Indeed, the new FDA regulations fly in the face of a report out of the U.K. Last week. The study suggested, explicitly, that tobacco users switch to vaping products in order to reduce the harm to themselves.
The Royal College of Physicians reviewed the literature on the potential costs and benefits of vaping, and came to a conclusion that the FDA would have been wise to heed. “The RCP believes that e-cigarettes could lead to significant falls in the prevalence of smoking.. prevent many deaths and episodes of serious illness, and help to reduce the social inequalities in health that tobacco smoking currently exacerbates.”
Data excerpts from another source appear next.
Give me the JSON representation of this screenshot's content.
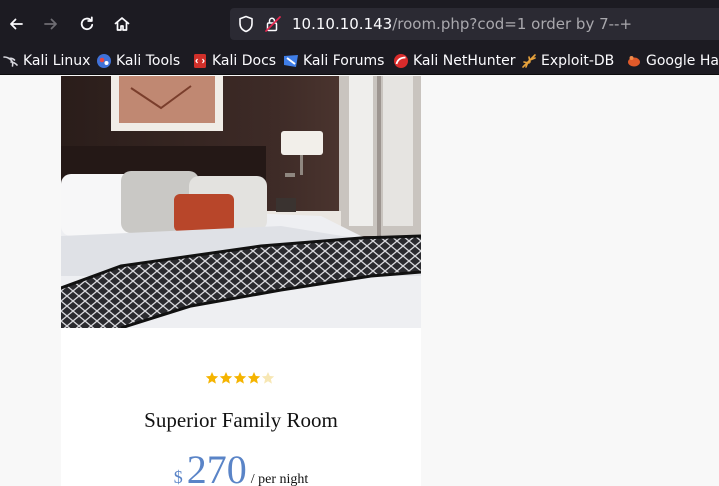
{
  "browser": {
    "url_host": "10.10.10.143",
    "url_path": "/room.php?cod=1 order by 7--+",
    "bookmarks": [
      {
        "label": "Kali Linux",
        "icon": "kali-dragon-icon"
      },
      {
        "label": "Kali Tools",
        "icon": "kali-tools-icon"
      },
      {
        "label": "Kali Docs",
        "icon": "kali-docs-icon"
      },
      {
        "label": "Kali Forums",
        "icon": "kali-forums-icon"
      },
      {
        "label": "Kali NetHunter",
        "icon": "kali-nethunter-icon"
      },
      {
        "label": "Exploit-DB",
        "icon": "exploit-db-icon"
      },
      {
        "label": "Google Hac",
        "icon": "google-hacking-icon"
      }
    ]
  },
  "room": {
    "name": "Superior Family Room",
    "currency": "$",
    "price": "270",
    "price_suffix": "/ per night",
    "rating_stars": 4,
    "rating_max": 5,
    "star_color": "#f5b400",
    "price_color": "#5a84c7"
  }
}
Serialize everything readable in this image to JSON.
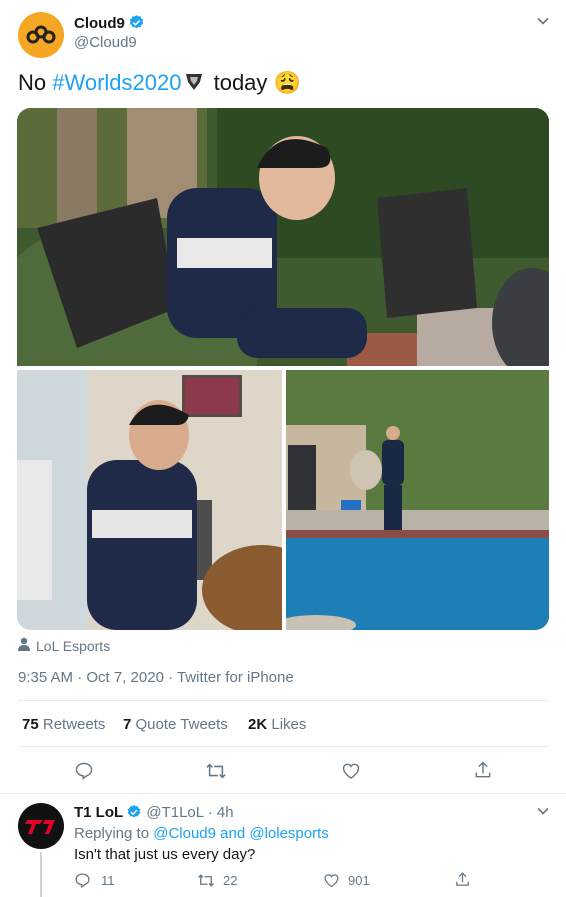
{
  "tweet": {
    "author_name": "Cloud9",
    "author_handle": "@Cloud9",
    "text_prefix": "No ",
    "hashtag": "#Worlds2020",
    "text_suffix": " today",
    "emoji": "😩",
    "tagged_user": "LoL Esports",
    "timestamp": "9:35 AM · Oct 7, 2020 · Twitter for iPhone",
    "stats": {
      "retweets_count": "75",
      "retweets_label": "Retweets",
      "quotes_count": "7",
      "quotes_label": "Quote Tweets",
      "likes_count": "2K",
      "likes_label": "Likes"
    },
    "icons": {
      "reply": "reply-icon",
      "retweet": "retweet-icon",
      "like": "like-icon",
      "share": "share-icon"
    }
  },
  "reply": {
    "author_name": "T1 LoL",
    "author_handle": "@T1LoL",
    "time": "· 4h",
    "replying_prefix": "Replying to",
    "replying_to": "@Cloud9 and @lolesports",
    "text": "Isn't that just us every day?",
    "reply_count": "11",
    "retweet_count": "22",
    "like_count": "901"
  },
  "colors": {
    "brand_blue": "#1da1f2",
    "cloud9_avatar": "#f5a623",
    "t1_avatar": "#111111",
    "t1_red": "#e2012d",
    "secondary_text": "#657786"
  }
}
Anecdotally, I've seen this to be the case. I know friends who tried to quit smoking for years, using all different kinds of methods – therapy, patches, gum, everything available – but were only able to succeed at quitting when they were able to make the switch to e-cigarettes.
What the nannies and the neo-prohibitionists at the FDA are concerned about is people picking up vaping out of the blue. That perhaps there's a teenager who doesn't smoke and would never smoke who picks up vaping, which is on net potentially more unhealthy than doing nothing. Indeed, vaping is on the rise among teenagers, even among those who don't smoke.
The only problem with this concern is that there's no data to support it. As the New York Times wrote, “worries about [vaping] – including that using them will lead young people to eventually start smoking traditional cigarettes — have not come to pass.”
The FDA as an organization has consistently erred on the side of caution and a harmful status quo. From slow-rolling drug approval to the urge to regulate first, the FDA sees itself not as merely an
The FDA's alarmism is unfortunately going to push more people into smoking rather than letting this encouraging trend to continue. Unfortunately for Americans, the health nannies at the FDA take a regulate-first ask-questions-later approach, specifically refusing to focus on the good of harm reduction that the vaping habit has enabled. The FDA thinks that the choice is between vaping and nothing, when what's actually happening is that the FDA is choosing smoking over vaping.